Chapitre 304

Das Exit-Intoury Administration Bureau hat sehr strenge Vorschriften gegen Schmuggel und illegale Einwanderung.

Gerade als sie gehen wollten.

Qi Duo, der sich im Pass befand, blickte dem Geländewagen nach, der gerade weggefahren war, und sagte plötzlich zu Zhang Lanjin: „Hast du den Geländewagen vorhin gesehen? Den von der Familie Qing.“

„Ich habe es gesehen, was ist denn los?“, sagte Zhang Lanjin lächelnd. „Bist du etwa neidisch, dass sie die Stadt ohne Kontrolle verlassen können?“

„Nein“, sagte Qi Duo und schüttelte den Kopf. „Ich glaube, ich habe Hu Xiaoniu auf dem Fahrersitz sitzen sehen, aber ich bin mir nicht sicher, ob er es durch das Autofenster war.“

Qi Duo und Zhang Lanjin gingen wegen Bai Zhou zur Fremdsprachenschule in Luocheng, aber Hu Xiaoniu und Zhang Tianzhen aus ihrer Klasse waren berühmte Zeitreisende im Zusammenhang mit dem Vorfall am Lao Jun Mountain, also mussten sie diese natürlich untersuchen.

Zu diesem Zeitpunkt wusste noch niemand, dass Hu Xiaoniu und Zhang Tianzhen sich bereits der Bai Zhou angeschlossen hatten.

...

...

Im Geländewagen entfernte der alte Mann seinen angeklebten Bart: „Wann verbessern die Hersteller von falschen Bärten endlich ihre Techniken und machen das Ding bequemer zu tragen? Hey, Qingchen, leih mir doch mal kurz den verbotenen ACE-005. Ich geb ihn dir zurück, wenn ich sterbe.“

Der alte Mann sprach über Leben und Tod so selbstverständlich wie über Wasser trinken.
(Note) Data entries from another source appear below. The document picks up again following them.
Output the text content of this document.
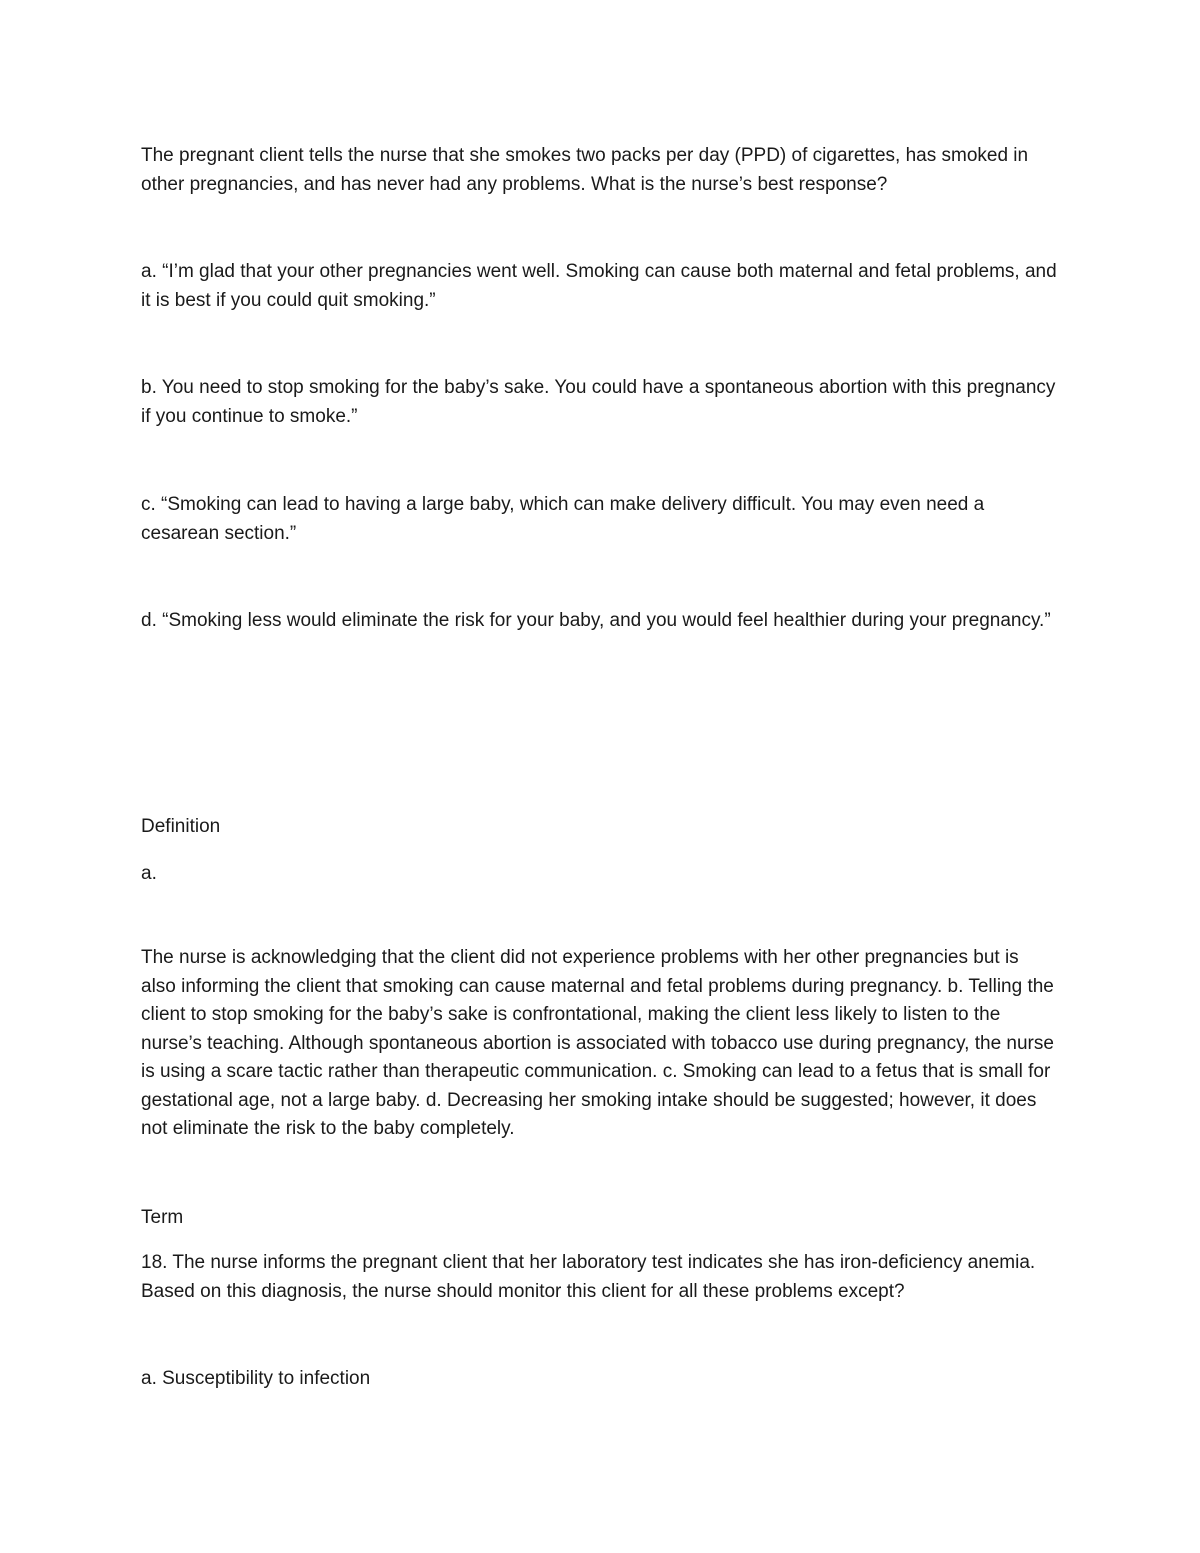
The pregnant client tells the nurse that she smokes two packs per day (PPD) of cigarettes, has smoked in other pregnancies, and has never had any problems. What is the nurse’s best response?

a. “I’m glad that your other pregnancies went well. Smoking can cause both maternal and fetal problems, and it is best if you could quit smoking.”

b. You need to stop smoking for the baby’s sake. You could have a spontaneous abortion with this pregnancy if you continue to smoke.”

c. “Smoking can lead to having a large baby, which can make delivery difficult. You may even need a cesarean section.”

d. “Smoking less would eliminate the risk for your baby, and you would feel healthier during your pregnancy.”

Definition

a.

The nurse is acknowledging that the client did not experience problems with her other pregnancies but is also informing the client that smoking can cause maternal and fetal problems during pregnancy. b. Telling the client to stop smoking for the baby’s sake is confrontational, making the client less likely to listen to the nurse’s teaching. Although spontaneous abortion is associated with tobacco use during pregnancy, the nurse is using a scare tactic rather than therapeutic communication. c. Smoking can lead to a fetus that is small for gestational age, not a large baby. d. Decreasing her smoking intake should be suggested; however, it does not eliminate the risk to the baby completely.

Term

18. The nurse informs the pregnant client that her laboratory test indicates she has iron-deficiency anemia. Based on this diagnosis, the nurse should monitor this client for all these problems except?

a. Susceptibility to infection
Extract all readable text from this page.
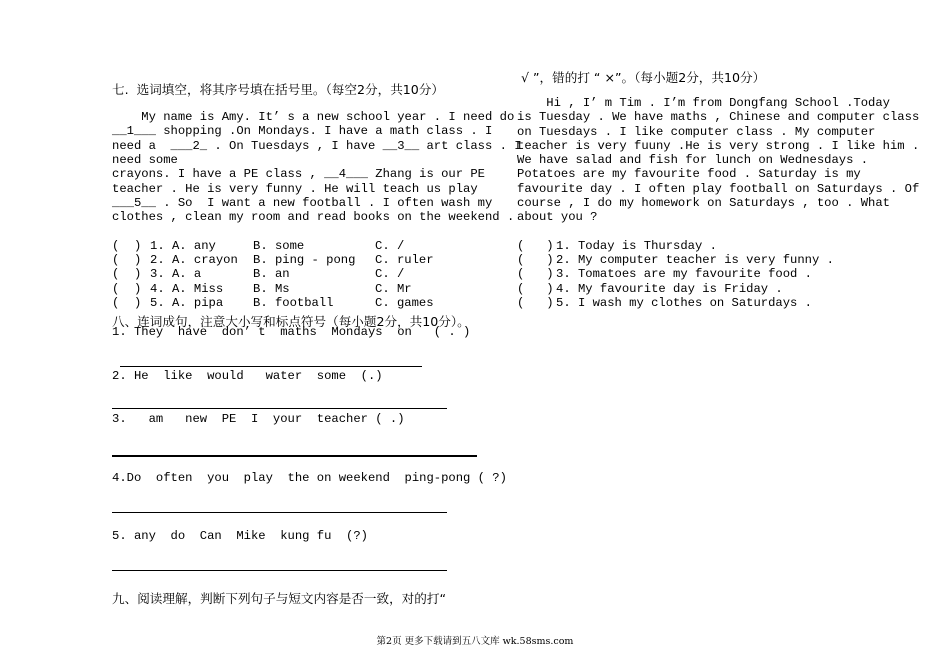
七.  选词填空，将其序号填在括号里。（每空2分，共10分）
My name is Amy. It’ s a new school year . I need do
__1___ shopping .On Mondays. I have a math class . I
need a  ___2_ . On Tuesdays , I have __3__ art class . I
need some
crayons. I have a PE class , __4___ Zhang is our PE
teacher . He is very funny . He will teach us play
___5__ . So  I want a new football . I often wash my
clothes , clean my room and read books on the weekend .
(  ) 1. A. any	B. some	C. /
(  ) 2. A. crayon B. ping - pong C. ruler
(  ) 3. A. a	B. an	C. /
(  ) 4. A. Miss B. Ms	C. Mr
(  ) 5. A. pipa B. football	C. games
八、连词成句，注意大小写和标点符号（每小题2分，共10分）。
1. They  have  don’ t  maths  Mondays  on   ( . )
2. He  like  would   water  some  (.)
3.   am   new  PE  I  your  teacher ( .)
4.Do  often  you  play  the on weekend  ping-pong ( ?)
5. any  do  Can  Mike  kung fu  (?)
九、阅读理解，判断下列句子与短文内容是否一致，对的打“
√ ”，错的打 “ ×”。（每小题2分，共10分）
Hi , I’ m Tim . I’m from Dongfang School .Today
is Tuesday . We have maths , Chinese and computer class
on Tuesdays . I like computer class . My computer
teacher is very fuuny .He is very strong . I like him .
We have salad and fish for lunch on Wednesdays .
Potatoes are my favourite food . Saturday is my
favourite day . I often play football on Saturdays . Of
course , I do my homework on Saturdays , too . What
about you ?
(   ) 1. Today is Thursday .
(   ) 2. My computer teacher is very funny .
(   ) 3. Tomatoes are my favourite food .
(   ) 4. My favourite day is Friday .
(   ) 5. I wash my clothes on Saturdays .
第2页 更多下载请到五八文库 wk.58sms.com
Dies machte Qing Chen misstrauisch: „Du hast in Wirklichkeit keine hundert Jahre mehr zu leben, und du bist nur hier, um mich mit einem Trick dazu zu bringen, dir den verbotenen Gegenstand zu geben, oder?“

„Was glaubst du eigentlich, für wen du mich hältst? Dass ich dich austricksen müsste, um etwas zu bekommen, das ich für tabu halte?!“ Der alte Mann funkelte ihn wütend an.
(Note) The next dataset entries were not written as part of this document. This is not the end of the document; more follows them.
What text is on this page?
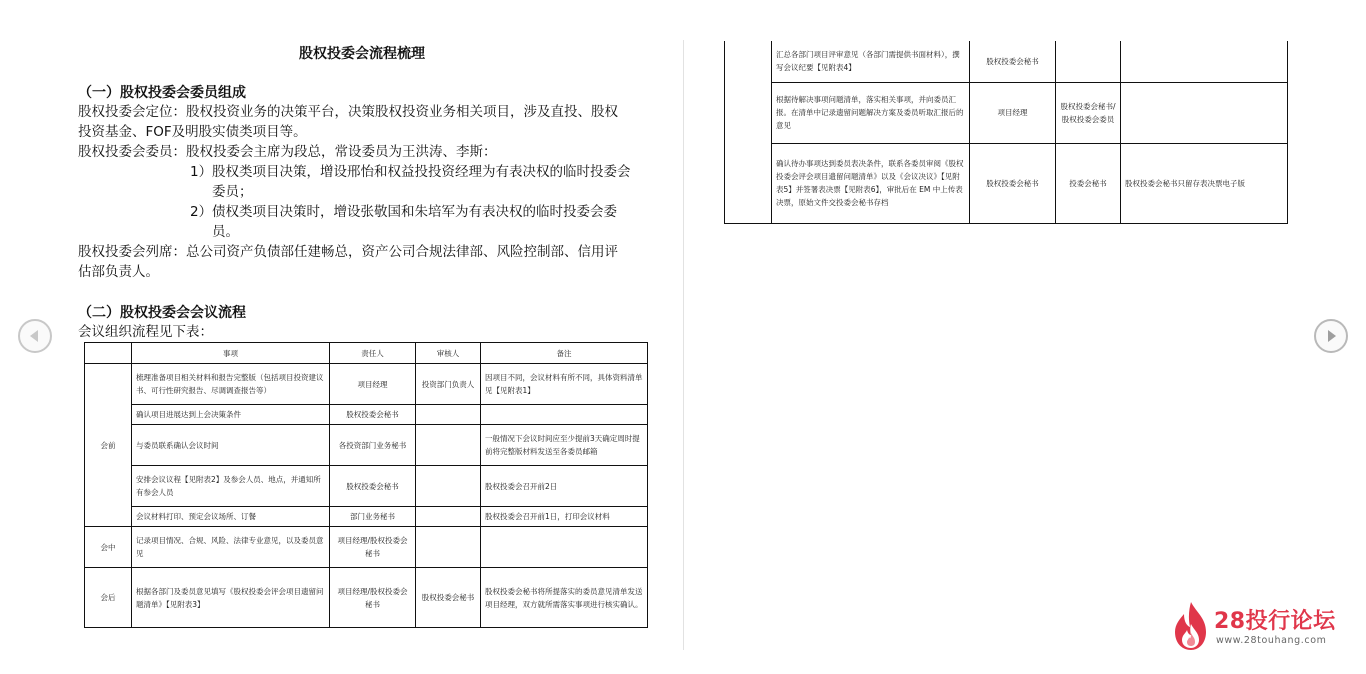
股权投委会流程梳理
（一）股权投委会委员组成
股权投委会定位：股权投资业务的决策平台，决策股权投资业务相关项目，涉及直投、股权
投资基金、FOF及明股实债类项目等。
股权投委会委员：股权投委会主席为段总，常设委员为王洪涛、李斯：
1） 股权类项目决策，增设邢怡和权益投投资经理为有表决权的临时投委会
委员；
2） 债权类项目决策时，增设张敬国和朱培军为有表决权的临时投委会委
员。
股权投委会列席：总公司资产负债部任建畅总，资产公司合规法律部、风险控制部、信用评
估部负责人。
（二）股权投委会会议流程
会议组织流程见下表：
	事项	责任人	审核人	备注
会前	梳理准备项目相关材料和报告完整版（包括项目投资建议书、可行性研究报告、尽调调查报告等）	项目经理	投资部门负责人	因项目不同，会议材料有所不同，具体资料清单见【见附表1】
	确认项目进展达到上会决策条件	股权投委会秘书		
	与委员联系确认会议时间	各投资部门业务秘书		一般情况下会议时间应至少提前3天确定周时提前将完整版材料发送至各委员邮箱
	安排会议议程【见附表2】及参会人员、地点，并通知所有参会人员	股权投委会秘书		股权投委会召开前2日
	会议材料打印、预定会议场所、订餐	部门业务秘书		股权投委会召开前1日，打印会议材料
会中	记录项目情况、合规、风险、法律专业意见，以及委员意见	项目经理/股权投委会秘书		
会后	根据各部门及委员意见填写《股权投委会评会项目遗留问题清单》【见附表3】	项目经理/股权投委会秘书	股权投委会秘书	股权投委会秘书将所提落实的委员意见清单发送项目经理，双方就所需落实事项进行核实确认。
	汇总各部门项目评审意见（各部门需提供书面材料），撰写会议纪要【见附表4】	股权投委会秘书		
	根据待解决事项问题清单，落实相关事项，并向委员汇报。在清单中记录遗留问题解决方案及委员听取汇报后的意见	项目经理	股权投委会秘书/股权投委会委员	
	确认待办事项达到委员表决条件，联系各委员审阅《股权投委会评会项目遗留问题清单》以及《会议决议》【见附表5】并签署表决票【见附表6】，审批后在 EM 中上传表决票，原始文件交投委会秘书存档	股权投委会秘书	投委会秘书	股权投委会秘书只留存表决票电子版
28投行论坛
www.28touhang.com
„Tu nicht so, als wärst du großzügig. Mir ist aufgefallen, als wir die Qiuye-Villa verließen, dass die herzlose Kupferglocke an meinem Dachvorsprung verschwunden war. Ich weiß nicht, wer so geizig war, mich in weniger als einem Monat den Geheimgang zum Halbberg-Anwesen bewachen zu lassen“, sagte Qingchen höhnisch.

Der alte Mann hielt einen Moment inne: „Wie haben Sie das herausgefunden? Ich habe Li Yunjing ausdrücklich zur Vorsicht gemahnt.“

"Heh", spottete Qing Chen.

Hu Xiaoniu hatte den Eindruck, die beiden seien süchtig nach Streitereien geworden, und sein Blick huschte zwischen ihnen hin und her.

Doch in diesem Moment fiel Hu Xiaonius Blick unwillkürlich auf das Gesicht des alten Mannes, und er erkannte ihn sofort!

Li Xiurui, das Oberhaupt der Familie Li!

"Xiao Niu, konzentriere dich aufs Fahren, komm nicht von der Straße ab", ermahnte ihn Qing Chen.

Hu Xiaoniu kam wieder zu sich, sein Herz voller Aufruhr. Er fühlte sich, als würde ihn im Auto jemand am Hals packen und ihm die Luft abschnüren.

Es ist erwähnenswert, dass in den letzten zwei Tagen die gesamten Bundesmedien über den Tod des älteren Mannes berichtet haben und sein Foto überall zu sehen ist.

Zuvor hatte der andere einen Vollbart und war nicht wiederzuerkennen, doch jetzt, da der Bart abrasiert ist, ist Hu Xiaoniu sofort schockiert.

"Du... du bist nicht..." Hu Xiaoniu verstand nicht, warum der verstorbene alte Mann in diesem Auto saß und warum das Oberhaupt der Familie Li Qingchen so gut kannte!

Wenn man sieht, wie sie herumalbern, sind sie ganz offensichtlich sehr eng befreundet!

Heutzutage, welcher Zeitreisende kann schon mit dem Chef eines Konzerns befreundet sein? Das ist doch völlig abwegig!

Am Abend erreichten Qingchen und seine Gruppe schließlich den auf der Karte markierten Zeltplatz.

Hier begegnete Qingchen zum ersten Mal der Familie Qin und Qin Yiyi.

Doch diesmal hatte er keine Äpfel zu essen, und Li Shutong war nicht an seiner Seite; die Dinge hatten sich geändert.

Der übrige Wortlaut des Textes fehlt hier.